Class T is overkill at 12V, MRBFs are great for 12V and 24V systems (IMO).

Put your Class T fuses in a proper fuse holder, which may cost more than fuse.
When it goes, you want mechanical strength and containment.

The biggest issue with lithiums being able to let out huge amps in short periods is actually arc faults, so you need a fuse that can both break the path and quench the arc.
Batteries have a high KA rating. Most breakers and fusing you see have a ka rating.
So you choice really depends on if that has the potential to happen.

@ricardocello
@lxonline

Thank you for the input. I guess I’ll rip out the MRBF’s on my 48V Pylontech setup and get some class T’s in there. Is there just the one form factor for class T’s? You mentioned NH00 and EF3, what are these distinctions?

What’s the best way to attach an M8 Lynx distributor to an M10 Class T power-in?

It’s pretty frustrating to have two different incompatible lines of Lynx products. Are there any plans to release an M8 Class T power-in?

Thanks

Class T sizes are not typically standardized, unfortunately.

Pick a vendor (e.g. Littelfuse JLLN or bussmann/eaton JJN), a fuse rating in Amps, and find a matching fuse holder. The size gets bigger over 200A.
Sometimes fuse/holder are sold as a set.
There are off-brands on Amazon, I have no opinion on those. BlueSea uses the main brands.

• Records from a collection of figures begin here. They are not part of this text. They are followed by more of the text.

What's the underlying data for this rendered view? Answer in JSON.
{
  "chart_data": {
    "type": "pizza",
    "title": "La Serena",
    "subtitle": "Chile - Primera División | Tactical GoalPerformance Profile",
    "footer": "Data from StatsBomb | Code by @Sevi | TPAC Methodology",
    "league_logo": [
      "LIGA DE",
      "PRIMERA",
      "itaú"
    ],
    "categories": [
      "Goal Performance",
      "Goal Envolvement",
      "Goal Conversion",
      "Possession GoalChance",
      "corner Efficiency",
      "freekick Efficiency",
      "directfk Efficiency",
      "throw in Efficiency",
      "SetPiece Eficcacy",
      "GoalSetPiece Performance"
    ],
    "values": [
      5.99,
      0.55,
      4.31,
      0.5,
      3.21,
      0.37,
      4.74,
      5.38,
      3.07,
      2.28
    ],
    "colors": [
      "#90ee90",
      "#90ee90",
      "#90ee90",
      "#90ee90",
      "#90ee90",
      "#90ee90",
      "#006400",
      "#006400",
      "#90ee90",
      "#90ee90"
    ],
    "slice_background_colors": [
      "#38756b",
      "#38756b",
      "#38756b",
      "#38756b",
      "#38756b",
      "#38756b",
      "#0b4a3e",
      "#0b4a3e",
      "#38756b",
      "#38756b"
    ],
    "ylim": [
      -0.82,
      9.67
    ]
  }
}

https://www.eaton.com/content/dam/eaton/products/electrical-circuit-protection/fuses/bussmann-series-branch-circuit-fuses/class-t/bus-ele-ds-1025-jjn.pdf

https://www.littelfuse.com/assetdocs/jlln-datasheet?assetguid=2925cc6d-2278-44e0-8fdd-106f087f707e

NH00 and EF3 are different classes of fuses with similar high DC interrupt capability.
Not Class T, but just as good, easier to find in non-US markets and cheaper.

I don’t keep up with the Lynx developments, so perhaps someone else can help.

Hello @confusion , interesting question and thoughts in your post. Why should a MEGA fuse never be used as a battery fuse in your opinion?